Apart from Doraemon and Nickelodeon-themed Movie Maker releases later on, Microsoft never really returned to this product… until now. Microsoft Developer Division Community Manager Scott Hanselman stated yesterday that the code for 3D Movie Maker would be open-sourced, with a read-only repository hosted on Github under an MIT license.

After A Request, Microsoft Released The Source Code For 3D Movie Maker From 1995

The code was released because someone asked, not because Microsoft has huge ambitions for 3D Movie Maker. Foone Turing, a self-described “hardware/software necromancer,” asked Microsoft in April to share the 3D Movie Maker source code so that they may “expand and extend it.” Hanselman and Microsoft Office Manager for Open Source Programs Jeff Wilcox then worked with Microsoft’s legal department to make it happen.

BRender, the 3D renderer used in 3D Movie Maker, was also used in Argonaut Software PC games including Carmageddon and FX Fighter in the mid-1990s. After requesting former Argonaut CEO Jez San for permission, Turing was given permission to release the BRender code under the same MIT license as 3D Movie Maker in early April.

After all these years, Hanselman was questioned why Microsoft went to the trouble of releasing the 3D Movie Maker source.

“Because there’s never been an app like it,” Hanselman told Ars. “Even now 25 years later, there is a community excited about this tool.”

He is correct. 3D Movie Maker still has a small but devoted fan base that continues to produce video that can only be described as “surreal.”

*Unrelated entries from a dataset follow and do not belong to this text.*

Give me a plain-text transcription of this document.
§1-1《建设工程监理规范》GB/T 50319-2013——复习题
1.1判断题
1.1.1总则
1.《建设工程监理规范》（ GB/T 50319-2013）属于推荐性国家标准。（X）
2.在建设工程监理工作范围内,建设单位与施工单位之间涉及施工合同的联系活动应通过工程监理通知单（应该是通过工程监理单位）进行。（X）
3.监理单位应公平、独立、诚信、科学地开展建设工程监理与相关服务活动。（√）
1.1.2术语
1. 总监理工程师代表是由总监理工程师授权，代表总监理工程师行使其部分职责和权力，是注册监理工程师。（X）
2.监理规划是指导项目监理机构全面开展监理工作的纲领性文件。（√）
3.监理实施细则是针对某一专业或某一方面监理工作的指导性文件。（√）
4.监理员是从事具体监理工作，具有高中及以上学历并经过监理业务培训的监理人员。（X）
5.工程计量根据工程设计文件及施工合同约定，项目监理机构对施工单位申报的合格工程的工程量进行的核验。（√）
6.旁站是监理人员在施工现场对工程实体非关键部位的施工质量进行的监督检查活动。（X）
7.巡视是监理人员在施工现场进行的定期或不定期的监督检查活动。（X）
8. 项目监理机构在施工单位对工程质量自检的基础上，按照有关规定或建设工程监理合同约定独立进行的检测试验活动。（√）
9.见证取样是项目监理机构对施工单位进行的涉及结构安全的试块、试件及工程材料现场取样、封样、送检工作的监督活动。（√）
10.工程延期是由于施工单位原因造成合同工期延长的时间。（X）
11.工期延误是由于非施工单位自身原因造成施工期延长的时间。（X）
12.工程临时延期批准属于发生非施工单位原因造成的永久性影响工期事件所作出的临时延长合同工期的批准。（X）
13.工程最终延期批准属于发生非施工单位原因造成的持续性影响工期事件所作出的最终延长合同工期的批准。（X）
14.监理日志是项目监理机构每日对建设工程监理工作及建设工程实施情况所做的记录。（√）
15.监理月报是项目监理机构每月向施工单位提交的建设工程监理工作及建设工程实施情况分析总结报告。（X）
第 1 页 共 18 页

Although open-sourcing the app could lead to a slew of experimental forks, Turing is planning to offer particular upgrades under an open source license as well. Updated versions of the BRender engine and 3D Movie Maker will run natively on modern systems, as well as a “3D Movie Maker Plus” that removes the app’s 256-color limit, improves audio support, and adds native video export features, among other things. The goal will be to “keep[ing] as simple and easy to use as the original” while expanding the software’s feature set.

Dialog boxes in 3D Movie Maker are the first known appearance of Comic Sans, which was created for Microsoft Bob but wasn’t ready when that software was released. Thanks to its presence in the Windows 95 Plus! Pack, Internet Explorer, and other ’90s-era Microsoft products, Comic Sans eventually swept office signage worldwide.